Enhancing Robustness in Federated Learning by Supervised Anomaly Detection
Abstract
Recent years have seen the increasing attention and popularity of federated learning (FL), a distributed learning framework for privacy and data security. However, by its fundamental design, federated learning is inherently vulnerable to model poisoning attacks: a malicious client may submit the local updates to influence the weights of the global model. Therefore, detecting malicious clients against model poisoning attacks in federated learning is useful in safety-critical tasks.However, existing methods either fail to analyze potential malicious data or are computationally restrictive. To overcome these weaknesses, we propose a robust federated learning method where the central server learns a supervised anomaly detector using adversarial data generated from a variety of state-of-the-art poisoning attacks.
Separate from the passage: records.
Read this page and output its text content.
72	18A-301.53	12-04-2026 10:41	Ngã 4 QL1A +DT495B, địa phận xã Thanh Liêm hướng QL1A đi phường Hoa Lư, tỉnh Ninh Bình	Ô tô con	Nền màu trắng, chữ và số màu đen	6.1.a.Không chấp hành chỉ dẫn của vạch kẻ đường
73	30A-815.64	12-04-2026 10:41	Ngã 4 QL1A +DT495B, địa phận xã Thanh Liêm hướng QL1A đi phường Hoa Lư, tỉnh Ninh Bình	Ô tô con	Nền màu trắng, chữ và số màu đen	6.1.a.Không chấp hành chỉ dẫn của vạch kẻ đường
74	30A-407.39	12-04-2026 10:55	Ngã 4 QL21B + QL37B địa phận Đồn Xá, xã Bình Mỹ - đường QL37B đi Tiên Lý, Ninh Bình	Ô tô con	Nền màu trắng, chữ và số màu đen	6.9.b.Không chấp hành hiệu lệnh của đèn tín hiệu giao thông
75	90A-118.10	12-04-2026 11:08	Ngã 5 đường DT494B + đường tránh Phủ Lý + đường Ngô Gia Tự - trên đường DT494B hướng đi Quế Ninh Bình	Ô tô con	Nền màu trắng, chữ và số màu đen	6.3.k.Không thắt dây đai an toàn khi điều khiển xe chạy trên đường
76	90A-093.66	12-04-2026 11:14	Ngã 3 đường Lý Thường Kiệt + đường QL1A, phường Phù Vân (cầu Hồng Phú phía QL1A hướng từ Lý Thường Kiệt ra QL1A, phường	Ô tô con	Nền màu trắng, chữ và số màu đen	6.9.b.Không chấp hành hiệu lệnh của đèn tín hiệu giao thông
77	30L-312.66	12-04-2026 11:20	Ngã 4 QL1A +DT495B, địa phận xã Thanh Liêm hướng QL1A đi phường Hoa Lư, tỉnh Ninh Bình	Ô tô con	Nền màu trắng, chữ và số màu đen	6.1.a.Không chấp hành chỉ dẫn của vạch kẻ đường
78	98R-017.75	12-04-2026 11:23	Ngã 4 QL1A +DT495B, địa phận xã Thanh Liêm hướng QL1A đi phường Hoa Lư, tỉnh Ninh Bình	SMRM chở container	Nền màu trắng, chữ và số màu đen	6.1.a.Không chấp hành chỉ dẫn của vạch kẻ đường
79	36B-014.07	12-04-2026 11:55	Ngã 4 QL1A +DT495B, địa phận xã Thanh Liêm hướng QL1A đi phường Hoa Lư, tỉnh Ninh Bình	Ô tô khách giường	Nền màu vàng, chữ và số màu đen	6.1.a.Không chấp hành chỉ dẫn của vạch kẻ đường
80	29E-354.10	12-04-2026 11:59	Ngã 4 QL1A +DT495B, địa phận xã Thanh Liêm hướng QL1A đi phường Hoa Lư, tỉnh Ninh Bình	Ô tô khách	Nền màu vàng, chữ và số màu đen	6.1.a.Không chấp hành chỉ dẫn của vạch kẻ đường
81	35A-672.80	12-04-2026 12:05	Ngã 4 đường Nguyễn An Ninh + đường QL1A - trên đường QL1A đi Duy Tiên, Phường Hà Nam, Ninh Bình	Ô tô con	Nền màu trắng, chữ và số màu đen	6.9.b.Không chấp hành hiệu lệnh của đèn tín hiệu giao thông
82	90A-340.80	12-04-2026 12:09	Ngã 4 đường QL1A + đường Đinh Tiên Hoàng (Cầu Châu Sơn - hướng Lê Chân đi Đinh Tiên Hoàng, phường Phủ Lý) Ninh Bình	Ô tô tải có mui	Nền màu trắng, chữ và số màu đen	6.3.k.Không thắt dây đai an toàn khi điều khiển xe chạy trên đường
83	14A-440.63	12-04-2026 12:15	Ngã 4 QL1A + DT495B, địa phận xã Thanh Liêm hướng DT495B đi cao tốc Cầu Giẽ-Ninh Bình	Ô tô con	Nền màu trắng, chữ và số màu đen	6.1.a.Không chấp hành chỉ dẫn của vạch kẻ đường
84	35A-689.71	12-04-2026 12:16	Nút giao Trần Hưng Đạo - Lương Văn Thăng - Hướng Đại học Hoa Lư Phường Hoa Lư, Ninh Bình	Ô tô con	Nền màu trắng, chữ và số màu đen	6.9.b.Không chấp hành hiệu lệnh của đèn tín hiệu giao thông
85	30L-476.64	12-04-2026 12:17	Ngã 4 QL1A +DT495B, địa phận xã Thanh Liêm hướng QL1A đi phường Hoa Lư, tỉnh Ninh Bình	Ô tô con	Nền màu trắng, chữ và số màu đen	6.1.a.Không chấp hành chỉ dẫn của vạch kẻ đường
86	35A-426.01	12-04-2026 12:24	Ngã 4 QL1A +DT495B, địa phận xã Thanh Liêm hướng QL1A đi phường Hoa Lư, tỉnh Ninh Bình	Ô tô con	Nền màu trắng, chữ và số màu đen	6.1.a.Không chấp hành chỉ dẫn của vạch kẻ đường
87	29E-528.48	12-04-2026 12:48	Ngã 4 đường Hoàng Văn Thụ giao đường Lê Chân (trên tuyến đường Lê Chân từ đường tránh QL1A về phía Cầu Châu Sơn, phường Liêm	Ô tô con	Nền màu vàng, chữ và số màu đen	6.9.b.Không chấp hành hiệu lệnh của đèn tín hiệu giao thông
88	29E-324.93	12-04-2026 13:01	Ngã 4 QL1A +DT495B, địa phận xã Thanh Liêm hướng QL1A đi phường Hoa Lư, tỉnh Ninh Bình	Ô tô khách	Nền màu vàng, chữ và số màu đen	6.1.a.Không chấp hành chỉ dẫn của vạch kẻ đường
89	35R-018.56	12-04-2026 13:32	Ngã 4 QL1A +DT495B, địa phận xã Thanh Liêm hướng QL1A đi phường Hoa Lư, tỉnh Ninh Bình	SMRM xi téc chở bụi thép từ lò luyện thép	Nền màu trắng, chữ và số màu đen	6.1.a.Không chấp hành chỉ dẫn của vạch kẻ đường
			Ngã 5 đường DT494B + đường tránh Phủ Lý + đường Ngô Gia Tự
The key idea of this powerful anomaly detector lies in a comprehensive understanding of the benign update through distinguishing it from the diverse malicious ones. The anomaly detector would then be leveraged in the process of federated learning to automate the removal of malicious updates (even from unforeseen attacks).Through extensive experiments, we demonstrate its effectiveness against backdoor attacks, where the attackers inject adversarial triggers such that the global model will make incorrect predictions on the poisoned samples. We have verified that our method can achieve 99.0% detection AUC scores while enjoying longevity as the model converges. Our method has also shown significant advantages over existing robust federated learning methods in all settings. Furthermore, our method can be easily generalized to incorporate newly-developed poisoning attacks, thus accommodating ever-changing adversarial learning environments.